Figures on the NEETs in ETF partner countries indicate just how a pressing problem the school-to-work transition is: the latest figures (2022) show that, compared to the EU27 average of 9.6%, many countries have figures of over 20% (including Armenia, Albania, Georgia, Türkiye) and some between 29 and 32% (Palestine, Lebanon, Kosovo).

Young women tend to be more badly affected, in particular in some countries and cultures where women in prime child-bearing ages (25–35) often struggle to find work (because employers see them as a risky hire), and there is growing evidence that university graduates are also falling into NEET – even though there is usually a positive correlation between educational attainment and employability.

“Looking beyond NEETs, there is also an issue of job quality and skills mismatch in many countries, where as many as 40% of young workers are in jobs that are below their level of qualification,” Mereuta notes.

The figures show the pressing need for better interventions, which is why the EU and the ETF had welcomed the lead taken by countries in the Western Balkans, where in July 2021 political support for the Youth Guarantee was signalled in the Western Balkans Declaration made at the Brdo (Slovenia) EU-Western Balkans Ministerial meeting on employment and social affairs.

Political backing is a key component of implementing the Youth Guarantee as it involves a complex set of policies that goes beyond improving active labour market measures or apprenticeship schemes to have a comprehensive picture of what works, what are the conditions and obstacles.

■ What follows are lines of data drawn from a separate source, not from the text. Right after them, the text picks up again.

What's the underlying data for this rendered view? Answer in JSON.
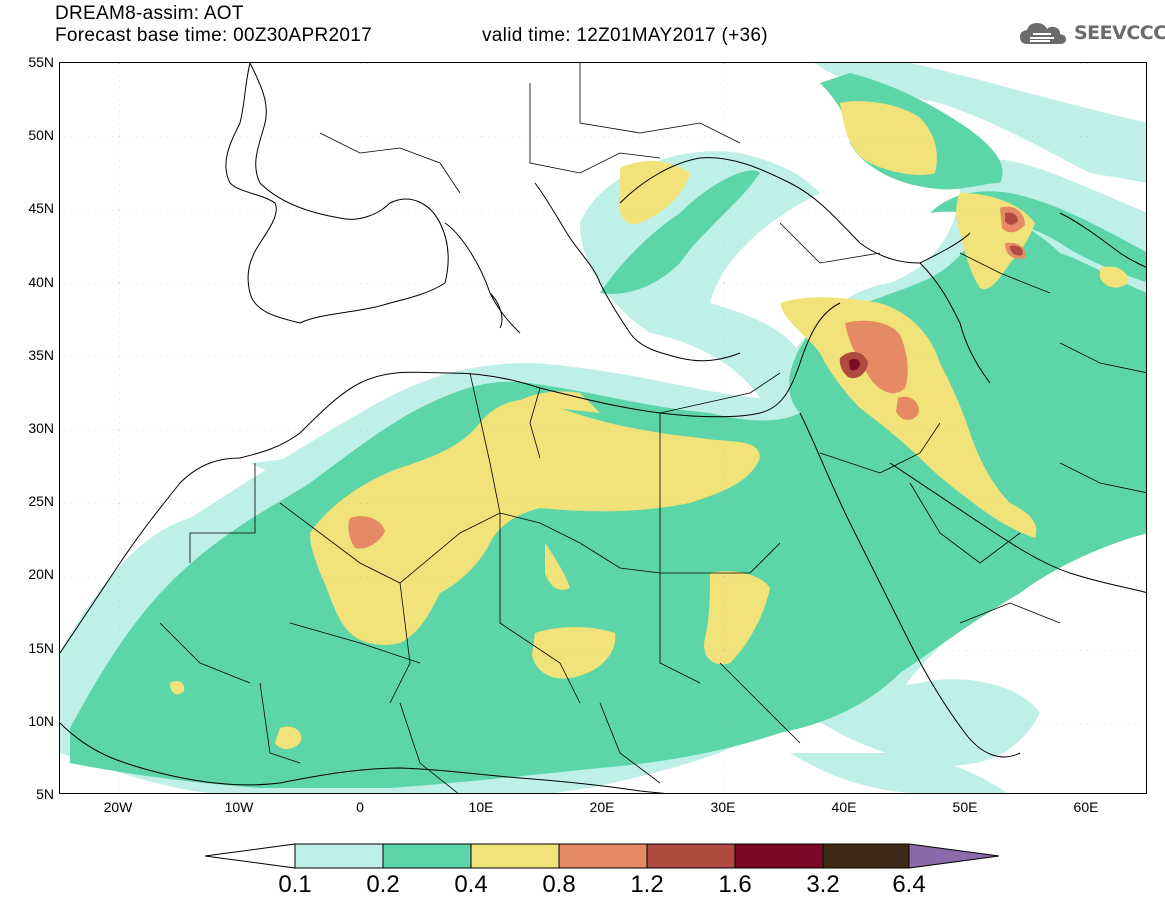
{
  "header": {
    "title": "DREAM8-assim: AOT",
    "base_time": "Forecast base time: 00Z30APR2017",
    "valid_time": "valid time: 12Z01MAY2017 (+36)",
    "logo_text": "SEEVCCC"
  },
  "map": {
    "lat_labels": [
      "55N",
      "50N",
      "45N",
      "40N",
      "35N",
      "30N",
      "25N",
      "20N",
      "15N",
      "10N",
      "5N"
    ],
    "lon_labels": [
      "20W",
      "10W",
      "0",
      "10E",
      "20E",
      "30E",
      "40E",
      "50E",
      "60E"
    ],
    "extent": {
      "lon_min": -25,
      "lon_max": 65,
      "lat_min": 5,
      "lat_max": 55
    }
  },
  "colorbar": {
    "labels": [
      "0.1",
      "0.2",
      "0.4",
      "0.8",
      "1.2",
      "1.6",
      "3.2",
      "6.4"
    ],
    "colors": [
      "#ffffff",
      "#bff0e8",
      "#5cd6a8",
      "#f2e27a",
      "#e58a64",
      "#b04a3e",
      "#7c0a26",
      "#3e2a17",
      "#8a6aa8"
    ]
  },
  "colors": {
    "c01": "#bff0e8",
    "c02": "#5cd6a8",
    "c04": "#f2e27a",
    "c08": "#e58a64",
    "c12": "#b04a3e",
    "c16": "#7c0a26"
  }
}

Evidence from North Macedonia, which was the first non-EU country to adopt a Youth Guarantee scheme in 2018, shows a reduction in NEETs from around 30% of young people to 22.8% in 2022. Although it is always hard to isolate the impact of the policy from other factors – such as foreign investment, the building of new infrastructure, growing sectors such as ICT – it is clear that better outreach and tailored employment and on-the-job training programmes for young NEETs paid off.

Even where countries don’t formally implement a Youth Guarantee scheme, elements of the approach have been adopted by countries including Türkiye, where the EU’s pre-accession instrument, the IPA, channels investment to various fields, including in education, employment and social protection – the same target areas as the Youth Guarantee.

The Youth Guarantee is a flexible tool enabling policymakers to adopt and adapt parts of it to suit local conditions.

“You don’t have to go immediately for the full package as a country – addressing these issues. A gradual approach and sustained capacity building are recommended. Stronger youth employment and skills development are now a priority in enlargement countries including Ukraine, Moldova and Georgia. It is also a priority for the Eastern Partnership countries overall and I anticipate the acceleration of countries using the Western Balkans' model of Youth Guarantee,” Mereuta says.

There are other measures the ETF is planning to bring forward to help improve the school-to-work transition for young people in its partner countries. In March, together with UNICEF, the ETF launched a new study on career guidance and young people’s expectations. Covering 11 countries, including those in the Western Balkans, and some countries in Central Asia and the Eastern Partnership region, the study looks at how career guidance currently works, and how improving it can impact youth employment and future careers.

“We have found that many young people do not have access to career guidance, and that in some services many important elements remain very traditional – focused on descriptions of professions, but lacking information on the resilience skills demanded today,” Mereuta says. “Career guidance may look at particular jobs, but is failing to underline that to survive in the future labour market you will need a whole array of skills – digital, communication and others, and most importantly career management skills.

“The policies and support to address transition to work and increased fragility at this time, to replace fear with resilience, are not yet in place.”